Security Settings

  Account Settings  > Implementation > Security    (Available only to Administrators)

Account Settings

These Account Settings security options apply only to users in the account who do not have permission to view full credit card numbers. (PCI Compliance standards require users that have permission to view full credit card numbers to have a session timeout of 15 minutes, and password expiration of 90 days.)

• Session Timeout – Select 8 hours, 4 hours (the default), or 15 minutes.
  When the specified timeout is reached, the user must re-enter their password to re-activate their session.

• Expire user passwords after – Select 90 days (the default), 180 days, 365 days, or Never.
  Note: A user's password expires after that number of days, regardless of when they last logged in.

• Mask date of birth field? - Select this check-box to mask the date of birth (similar to how a password field is usually masked).

Security Settings

If either Full CC Number Access option is selected at the account level (Account Settings > Implementation > Products),
and the user has both of those options off at the event level (Plan > Configure > Options),
then that user’s security settings are determined by these Account Settings.

If either Full CC Number Access option is selected at the account level (Account Settings > Implementation > Products),
and the user has either of those option on at the event level (Plan > Configure > Options),
then that user's security settings are determined by PCI Compliance standards.
The value of these options at the event level does not affect the user’s security settings (Account Settings > Administration > Users).

Best Practices

The session timeout and password expiration options required by PCI Compliance are very restrictive and will be cumbersome to most users.

Therefore, unless access to the Full CC Numbers is absolutely required, the account Administrator should turn off the Financial and/or Accommodation modules so these Account Setting options can be utilized.

Other Settings

• Set Email FROM value to:
  (Select the email address you wish to use for sending emails from Certain. The email address will be listed as the From: address on all emails.)

• • Use event-information@certain.com – If selected, all emails will be sent from the email address "event-information@certain.com". Registrants will not be able to respond to this email address.

  • Use Event Registration Contact – If selected, all emails will be sent from the email address of the registration contact for the event, as set up under  Plan > Event Setup > Detail. Registrants will be able to reply to this email address.

NOTE: When you send email to registrants, the From and To fields saved on the email template take precedence over the choice on this Security Settings page (and over the Event Contact information in the event.)

CAUTION: If you select the second option, Use Event Registration Contact, there is a greater likelihood that email sent from Certain will be marked as spam, and not reach the intended recipient. Before selecting the second option, you should work with your IT department to ensure that Certain's mail servers have been added to your domain's SPF (Sender Policy Framework) records. The mail server name to be added is: "mail2.register123.com".

For more information on the Sender Policy Framework (SPF), click here.

To identify current SPF records for your domain, click here.

• Restrict Email generation to Event Builder and above – If selected, then only Event Builders, Administrators, and System Masters will be able to send emails; for example from Promote > Communicate, or via Mass Actions on report results, etc.
  (Default value = not selected; that is, any user can send email.)

• Certain Google Analytics – If selected, then Google Analytics code is included on websites and forms. (A Google Analytics Tracking ID must be specified on the relevant setup page(s): Plan > Configure > Options, Plan > Forms, Promote > Websites, Engage > Mobile > Settings, or Manage > Speakers and Sessions > Speaker Portal > Settings).
  You can clear this check box to exclude Google Analytics.
  (Default = selected, that is, Google Analytics code is included on websites and registration forms, etc.)
  For full details of setting up Google Analytics in Certain, see this guide.

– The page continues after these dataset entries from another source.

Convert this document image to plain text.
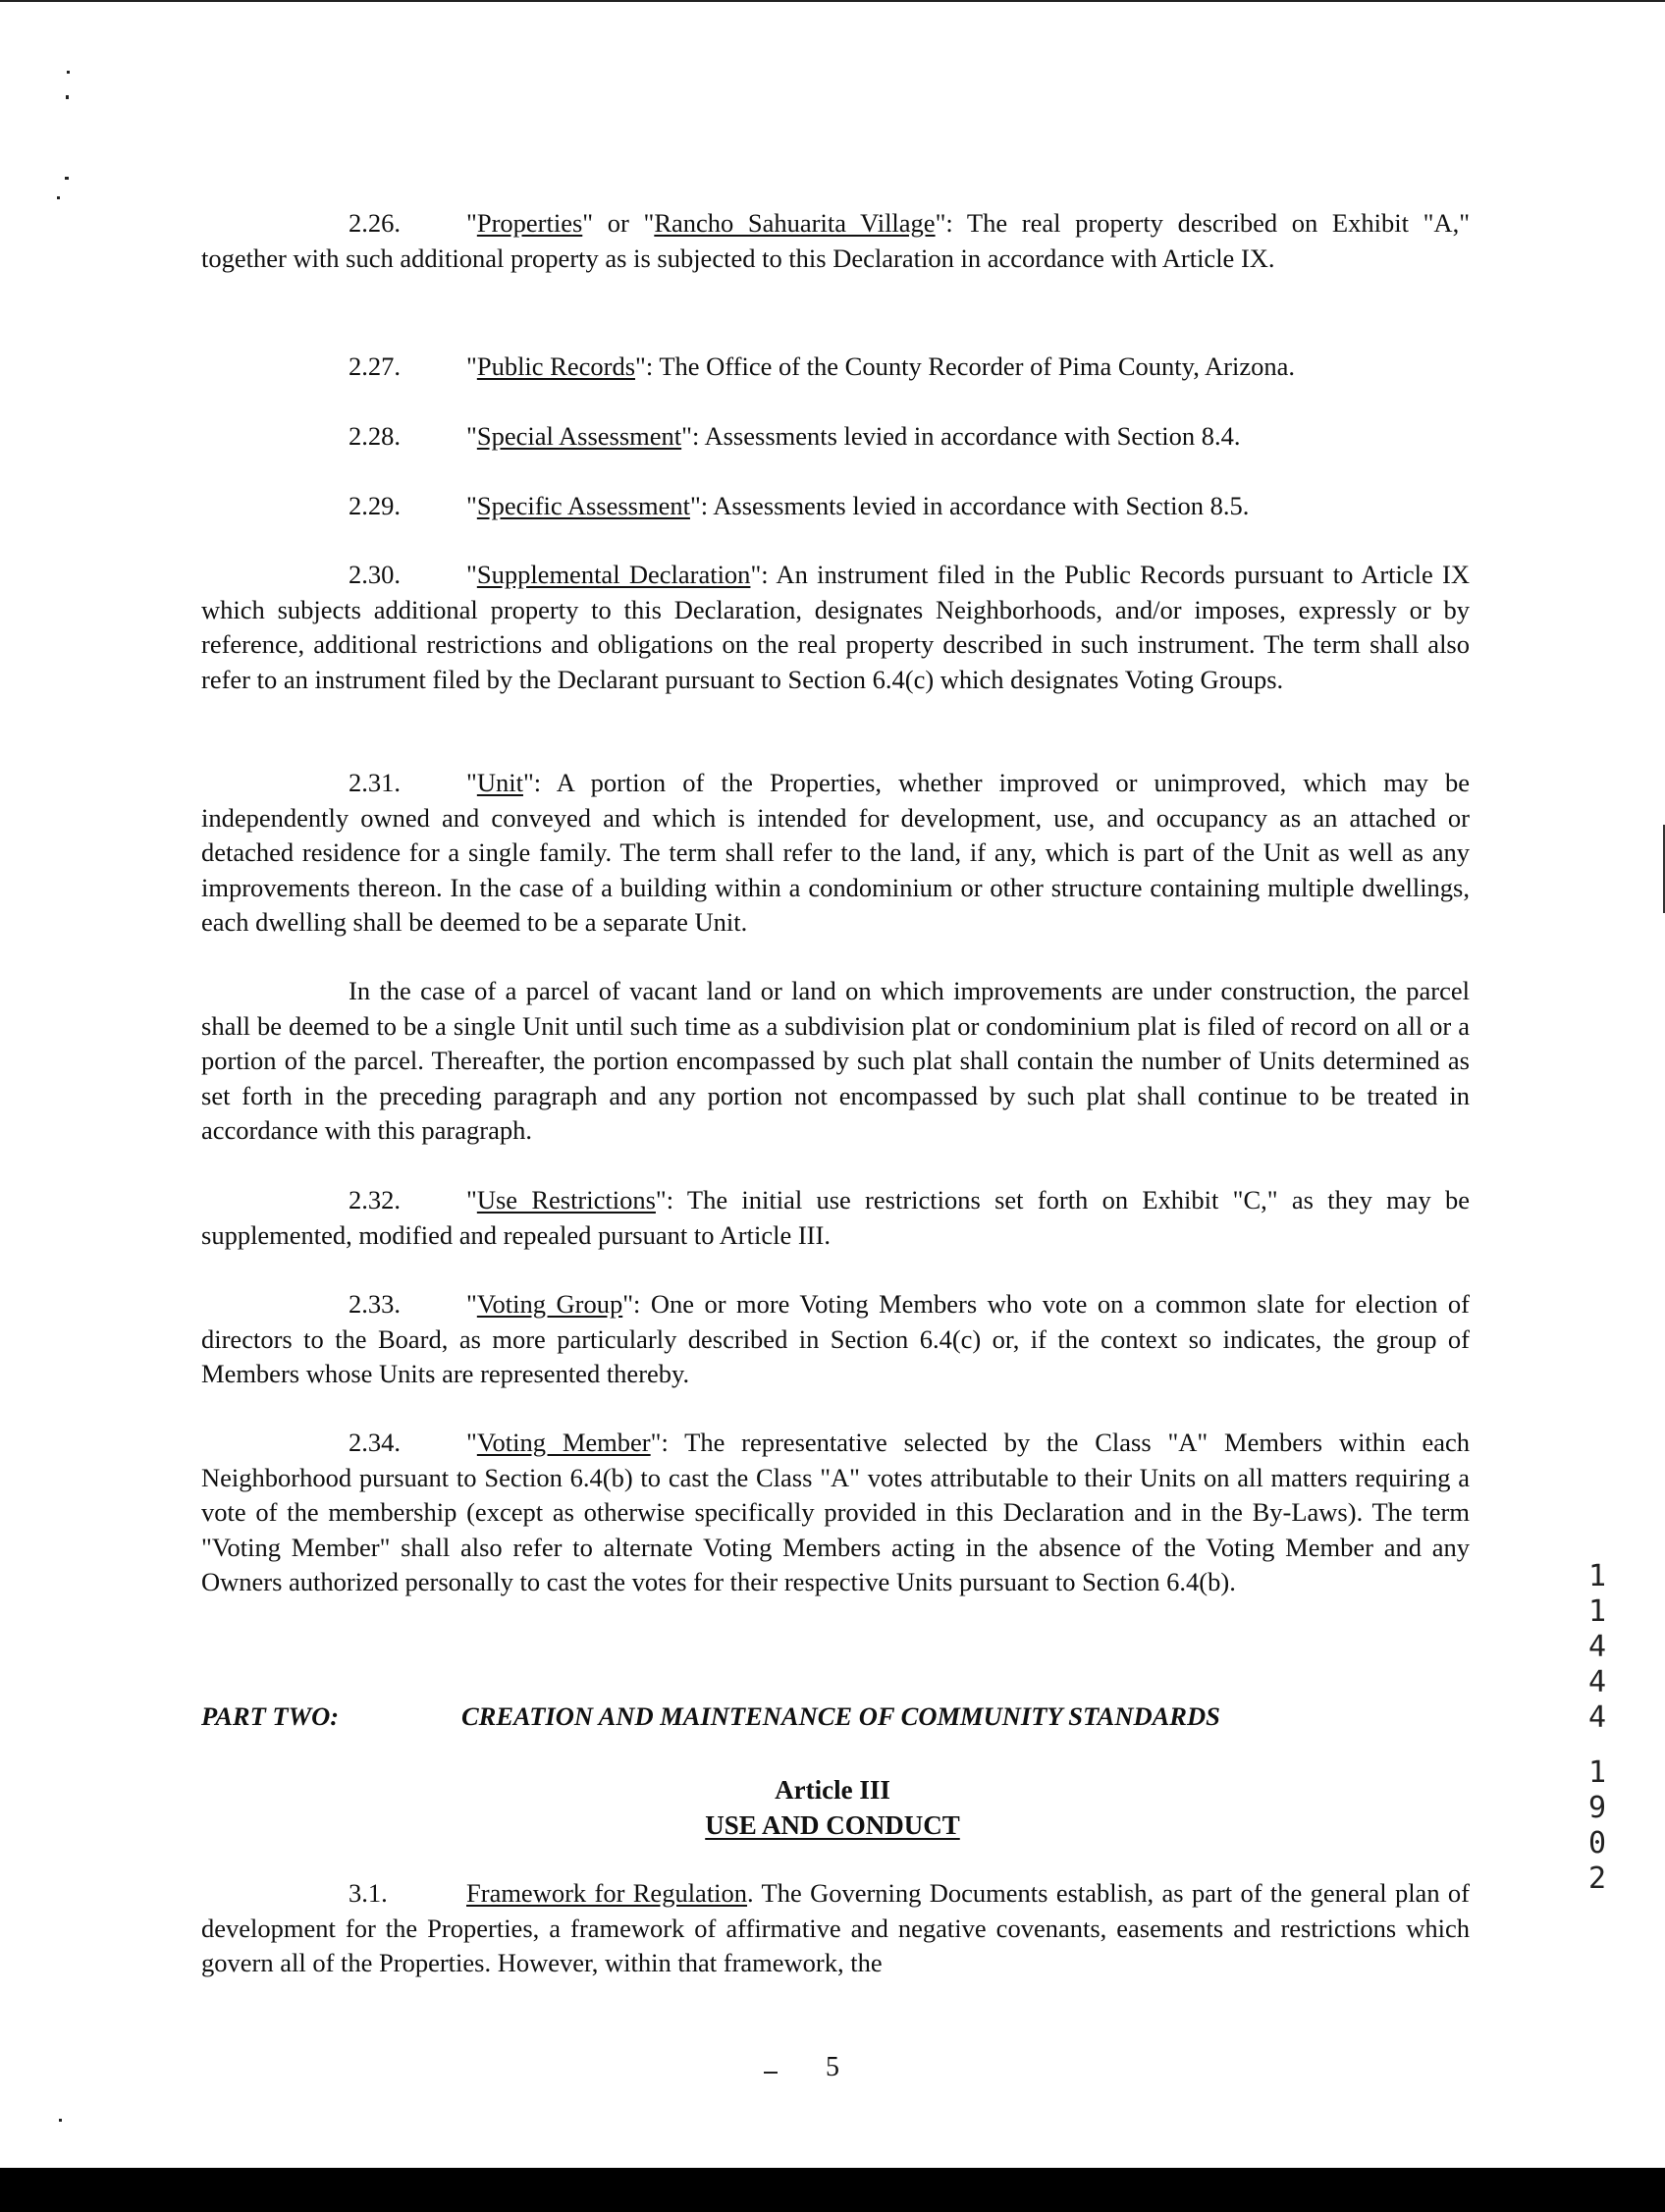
2.26.	"Properties" or "Rancho Sahuarita Village": The real property described on Exhibit "A," together with such additional property as is subjected to this Declaration in accordance with Article IX.

2.27.	"Public Records": The Office of the County Recorder of Pima County, Arizona.

2.28.	"Special Assessment": Assessments levied in accordance with Section 8.4.

2.29.	"Specific Assessment": Assessments levied in accordance with Section 8.5.

2.30.	"Supplemental Declaration": An instrument filed in the Public Records pursuant to Article IX which subjects additional property to this Declaration, designates Neighborhoods, and/or imposes, expressly or by reference, additional restrictions and obligations on the real property described in such instrument. The term shall also refer to an instrument filed by the Declarant pursuant to Section 6.4(c) which designates Voting Groups.

2.31.	"Unit": A portion of the Properties, whether improved or unimproved, which may be independently owned and conveyed and which is intended for development, use, and occupancy as an attached or detached residence for a single family. The term shall refer to the land, if any, which is part of the Unit as well as any improvements thereon. In the case of a building within a condominium or other structure containing multiple dwellings, each dwelling shall be deemed to be a separate Unit.

In the case of a parcel of vacant land or land on which improvements are under construction, the parcel shall be deemed to be a single Unit until such time as a subdivision plat or condominium plat is filed of record on all or a portion of the parcel. Thereafter, the portion encompassed by such plat shall contain the number of Units determined as set forth in the preceding paragraph and any portion not encompassed by such plat shall continue to be treated in accordance with this paragraph.

2.32.	"Use Restrictions": The initial use restrictions set forth on Exhibit "C," as they may be supplemented, modified and repealed pursuant to Article III.

2.33.	"Voting Group": One or more Voting Members who vote on a common slate for election of directors to the Board, as more particularly described in Section 6.4(c) or, if the context so indicates, the group of Members whose Units are represented thereby.

2.34.	"Voting Member": The representative selected by the Class "A" Members within each Neighborhood pursuant to Section 6.4(b) to cast the Class "A" votes attributable to their Units on all matters requiring a vote of the membership (except as otherwise specifically provided in this Declaration and in the By-Laws). The term "Voting Member" shall also refer to alternate Voting Members acting in the absence of the Voting Member and any Owners authorized personally to cast the votes for their respective Units pursuant to Section 6.4(b).

PART TWO:	CREATION AND MAINTENANCE OF COMMUNITY STANDARDS
Article III
USE AND CONDUCT

3.1.	Framework for Regulation. The Governing Documents establish, as part of the general plan of development for the Properties, a framework of affirmative and negative covenants, easements and restrictions which govern all of the Properties. However, within that framework, the

5
1
1
4
4
4
1
9
0
2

• Show Default Statuses – If selected, then the 11 Registration Statuses included as defaults in Certain, are available for use in events.
  (Default statuses are: New, Requested Invitation, Waitlist Hold, Invited, Request Denied, Invitation Sent, Pre-Registered, Declined Invitation, Cancelled, No-show, Attended.)
    You can clear this check box to hide all default statuses, in which case all events in the account can use only the custom registration statuses added on Plan > Configure > Custom Statuses.
    (Default = selected; that is, all default Registration Statuses are available for use.)
  Caution: If this check box is cleared, then be sure to always have custom registration statuses set up in every event, since the status is a required field on registrations.

• Enable CKeditor – If selected, as it is by default, then pages in which you can enter and edit HTML text (such as Promote > Communication > Email Templates) include an Enable Editor? check box, which adds this third-party WYSIWYG editor to the page when selected. You can clear this check box to remove the option to display the editor on those pages, leaving just a plain text box, into which you can enter plain text or HTML, or paste HTML text from an external editor.